Seqanswers Leaderboard Ad

**dpryan** · 10-31-2013, 04:53 AM

There are a couple ways to go about that. Do you need/want to include multimappers in your fpkm/rpkm numbers (it's faster not to)? Do you want to try to estimate the appropriate transcript length or just use a union gene model (the latter is faster)? If you're happy just using the unique alignments (the counts file from htseq-count) and using a single precomputed size for each gene, then you can make the calculations very quickly. Otherwise, you end up needing cufflinks or something similar and a lot of time.

**a_mt** · 10-31-2013, 04:54 AM

Hi feralBiologist,

There's a qucik way to do it:

1. convert your SAM/BAM to wiggle file (you can use bedtools)

2. multiply every value in wiggle by (1,000,000/no. of reads)

for eg: if you have 150 million reads, (1,000,000/150,000,000) would be 0.006666

So multiply every wiggle by 0.00666 !

**feralBiologist** · 10-31-2013, 07:47 AM

Originally posted by dpryan View Post

There are a couple ways to go about that. Do you need/want to include multimappers in your fpkm/rpkm numbers (it's faster not to)? Do you want to try to estimate the appropriate transcript length or just use a union gene model (the latter is faster)? If you're happy just using the unique alignments (the counts file from htseq-count) and using a single precomputed size for each gene, then you can make the calculations very quickly. Otherwise, you end up needing cufflinks or something similar and a lot of time.

I could go without the multimappers and I'm happy using the union model. So in this case I could just take the htseq-count results and just divide by the gene length as contained in the GTF file?

**dpryan** · 10-31-2013, 08:09 AM

Yeah, so the edgeR rpkm() function from biostars would be the easiest then. You can get the gene length in R with the following script. I wrote it originally to do more than you want, so just remove the fasta and %GC specific stuff.

Code:

#!/usr/bin/Rscript
library(GenomicRanges)
library(rtracklayer)
library(Rsamtools)

GTFfile = "something.GTF"
FASTAfile = "something.fa"

#Load the annotation and reduce it
GTF <- import.gff(GTFfile, format="gtf", genome="GRCm38.71", asRangedData=F, feature.type="exon")
grl <- reduce(split(GTF, elementMetadata(GTF)$gene_id))
reducedGTF <- unlist(grl, use.names=T)
elementMetadata(reducedGTF)$gene_id <- rep(names(grl), elementLengths(grl))

#Open the fasta file
FASTA <- FaFile(FASTAfile)
open(FASTA)

#Add the GC numbers
elementMetadata(reducedGTF)$nGCs <- letterFrequency(getSeq(FASTA, reducedGTF), "GC")[,1]
elementMetadata(reducedGTF)$widths <- width(reducedGTF)

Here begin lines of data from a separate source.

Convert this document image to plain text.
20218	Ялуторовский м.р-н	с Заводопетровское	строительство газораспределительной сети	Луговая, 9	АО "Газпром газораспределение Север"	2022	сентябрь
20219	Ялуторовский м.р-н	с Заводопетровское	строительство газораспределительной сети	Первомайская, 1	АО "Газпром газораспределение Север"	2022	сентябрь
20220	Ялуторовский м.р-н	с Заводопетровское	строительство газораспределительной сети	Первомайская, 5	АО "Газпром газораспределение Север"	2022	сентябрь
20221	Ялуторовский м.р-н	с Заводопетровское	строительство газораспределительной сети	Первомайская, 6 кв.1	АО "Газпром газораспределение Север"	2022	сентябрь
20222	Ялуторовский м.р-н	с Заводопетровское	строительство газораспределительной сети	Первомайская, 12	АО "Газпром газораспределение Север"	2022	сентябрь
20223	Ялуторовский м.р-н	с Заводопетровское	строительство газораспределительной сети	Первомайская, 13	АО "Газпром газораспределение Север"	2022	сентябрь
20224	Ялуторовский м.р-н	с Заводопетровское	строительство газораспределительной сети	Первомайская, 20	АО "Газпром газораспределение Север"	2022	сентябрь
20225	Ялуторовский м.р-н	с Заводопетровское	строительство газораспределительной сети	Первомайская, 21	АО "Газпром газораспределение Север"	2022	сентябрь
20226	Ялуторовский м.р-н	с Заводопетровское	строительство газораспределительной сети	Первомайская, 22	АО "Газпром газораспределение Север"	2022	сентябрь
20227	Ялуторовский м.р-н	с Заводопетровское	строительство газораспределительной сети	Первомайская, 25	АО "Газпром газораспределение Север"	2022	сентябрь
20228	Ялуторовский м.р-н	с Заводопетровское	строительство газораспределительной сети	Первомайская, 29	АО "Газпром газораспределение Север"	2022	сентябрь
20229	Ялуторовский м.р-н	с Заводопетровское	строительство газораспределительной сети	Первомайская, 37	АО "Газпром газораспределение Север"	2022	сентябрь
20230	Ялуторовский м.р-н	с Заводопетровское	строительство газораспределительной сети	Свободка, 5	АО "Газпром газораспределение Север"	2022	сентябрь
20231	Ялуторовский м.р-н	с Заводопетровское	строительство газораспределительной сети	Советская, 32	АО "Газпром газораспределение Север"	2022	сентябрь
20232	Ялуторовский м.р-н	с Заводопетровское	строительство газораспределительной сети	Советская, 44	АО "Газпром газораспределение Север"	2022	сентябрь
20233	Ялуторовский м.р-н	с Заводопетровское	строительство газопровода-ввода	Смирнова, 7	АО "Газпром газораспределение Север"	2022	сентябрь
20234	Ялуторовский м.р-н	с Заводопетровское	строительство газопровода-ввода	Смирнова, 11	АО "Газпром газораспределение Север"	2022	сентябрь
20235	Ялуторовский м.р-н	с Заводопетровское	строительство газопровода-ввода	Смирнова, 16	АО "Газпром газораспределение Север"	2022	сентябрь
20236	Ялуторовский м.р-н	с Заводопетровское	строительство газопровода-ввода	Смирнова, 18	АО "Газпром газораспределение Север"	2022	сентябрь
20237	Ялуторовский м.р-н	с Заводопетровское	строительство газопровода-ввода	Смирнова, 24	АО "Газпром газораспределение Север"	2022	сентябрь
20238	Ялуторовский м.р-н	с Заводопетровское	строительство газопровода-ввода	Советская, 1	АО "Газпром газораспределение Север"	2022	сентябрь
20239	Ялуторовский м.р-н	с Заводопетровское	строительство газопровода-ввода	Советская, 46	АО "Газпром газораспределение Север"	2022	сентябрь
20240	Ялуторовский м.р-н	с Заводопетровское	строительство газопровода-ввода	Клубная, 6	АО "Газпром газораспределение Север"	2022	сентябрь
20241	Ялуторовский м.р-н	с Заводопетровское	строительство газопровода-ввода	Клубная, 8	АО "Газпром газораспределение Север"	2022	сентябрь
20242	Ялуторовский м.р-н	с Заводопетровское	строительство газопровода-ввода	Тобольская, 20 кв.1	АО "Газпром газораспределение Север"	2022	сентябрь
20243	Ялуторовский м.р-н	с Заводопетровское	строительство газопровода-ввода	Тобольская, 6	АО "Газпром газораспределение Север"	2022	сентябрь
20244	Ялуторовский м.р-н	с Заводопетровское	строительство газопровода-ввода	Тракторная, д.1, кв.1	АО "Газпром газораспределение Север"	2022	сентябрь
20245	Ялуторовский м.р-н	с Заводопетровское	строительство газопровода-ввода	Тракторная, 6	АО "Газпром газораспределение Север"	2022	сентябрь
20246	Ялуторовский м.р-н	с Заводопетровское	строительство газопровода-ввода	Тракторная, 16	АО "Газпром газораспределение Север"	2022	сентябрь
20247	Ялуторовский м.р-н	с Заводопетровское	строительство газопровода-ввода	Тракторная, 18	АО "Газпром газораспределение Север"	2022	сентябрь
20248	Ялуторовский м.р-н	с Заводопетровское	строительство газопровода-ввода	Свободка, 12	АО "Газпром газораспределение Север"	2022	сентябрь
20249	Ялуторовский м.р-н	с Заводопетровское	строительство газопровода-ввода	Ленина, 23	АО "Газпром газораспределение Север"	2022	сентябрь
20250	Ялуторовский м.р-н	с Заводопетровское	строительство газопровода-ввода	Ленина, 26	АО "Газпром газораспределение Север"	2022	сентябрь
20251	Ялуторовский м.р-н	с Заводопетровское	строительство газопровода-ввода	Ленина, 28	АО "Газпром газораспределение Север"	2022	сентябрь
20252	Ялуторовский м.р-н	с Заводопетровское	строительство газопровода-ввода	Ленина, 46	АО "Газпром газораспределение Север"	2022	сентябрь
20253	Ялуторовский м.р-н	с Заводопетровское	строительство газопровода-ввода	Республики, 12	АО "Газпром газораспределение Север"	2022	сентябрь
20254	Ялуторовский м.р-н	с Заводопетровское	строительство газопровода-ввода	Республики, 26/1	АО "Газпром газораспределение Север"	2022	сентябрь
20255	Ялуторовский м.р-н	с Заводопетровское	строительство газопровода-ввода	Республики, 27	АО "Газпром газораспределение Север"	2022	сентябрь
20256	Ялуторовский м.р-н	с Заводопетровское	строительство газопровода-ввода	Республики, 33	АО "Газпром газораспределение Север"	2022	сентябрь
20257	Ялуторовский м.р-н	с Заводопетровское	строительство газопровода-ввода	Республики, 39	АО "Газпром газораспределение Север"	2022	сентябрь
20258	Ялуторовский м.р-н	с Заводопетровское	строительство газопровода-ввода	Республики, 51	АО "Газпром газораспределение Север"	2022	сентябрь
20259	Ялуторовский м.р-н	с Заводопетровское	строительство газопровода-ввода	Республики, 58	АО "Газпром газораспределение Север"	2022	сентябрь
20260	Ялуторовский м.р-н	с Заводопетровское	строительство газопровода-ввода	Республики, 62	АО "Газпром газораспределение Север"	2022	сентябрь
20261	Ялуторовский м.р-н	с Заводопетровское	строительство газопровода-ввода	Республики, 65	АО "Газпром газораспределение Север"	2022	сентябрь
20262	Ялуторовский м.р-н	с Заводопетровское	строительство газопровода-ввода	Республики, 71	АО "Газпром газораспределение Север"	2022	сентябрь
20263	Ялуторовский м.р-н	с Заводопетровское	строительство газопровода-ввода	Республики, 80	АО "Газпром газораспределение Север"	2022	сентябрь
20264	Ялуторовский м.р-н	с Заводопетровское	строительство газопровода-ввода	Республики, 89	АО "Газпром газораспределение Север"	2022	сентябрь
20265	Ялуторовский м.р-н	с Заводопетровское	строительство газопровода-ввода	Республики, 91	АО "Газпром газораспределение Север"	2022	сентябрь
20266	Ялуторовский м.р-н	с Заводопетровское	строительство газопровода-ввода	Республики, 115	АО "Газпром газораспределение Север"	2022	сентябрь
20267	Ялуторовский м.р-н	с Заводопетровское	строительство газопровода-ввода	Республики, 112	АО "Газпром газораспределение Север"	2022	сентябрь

#Create a list of the ensembl_id/GC/length
calc_GC_length <- function(x) {
    nGCs = sum(elementMetadata(x)$nGCs)
    width = sum(elementMetadata(x)$widths)
    c(width, nGCs/width)
}
output <- t(sapply(split(reducedGTF, elementMetadata(reducedGTF)$gene_id), calc_GC_length))
colnames(output) <- c("Length", "GC")

write.table(output, file="GC_lengths.tsv", sep="\t")

Change "something.GTF", obviously. You then have the lengths for rpkm() in edgeR.

**feralBiologist** · 10-31-2013, 10:59 AM

@dpryan, @a_mt: Thanks for your fast replies. I ran the code by dpryan and it works neatly!

**feralBiologist** · 10-31-2013, 11:02 AM

Just for the record, I'll link the reply of Madelaine, too: http://www.biostars.org/p/85148

**dpryan** · 10-31-2013, 11:03 AM

Glad to hear it worked. In the future, please try to just post on one forum and not here and biostars and the bioconductor email list. Most of the places have rules against cross-posting.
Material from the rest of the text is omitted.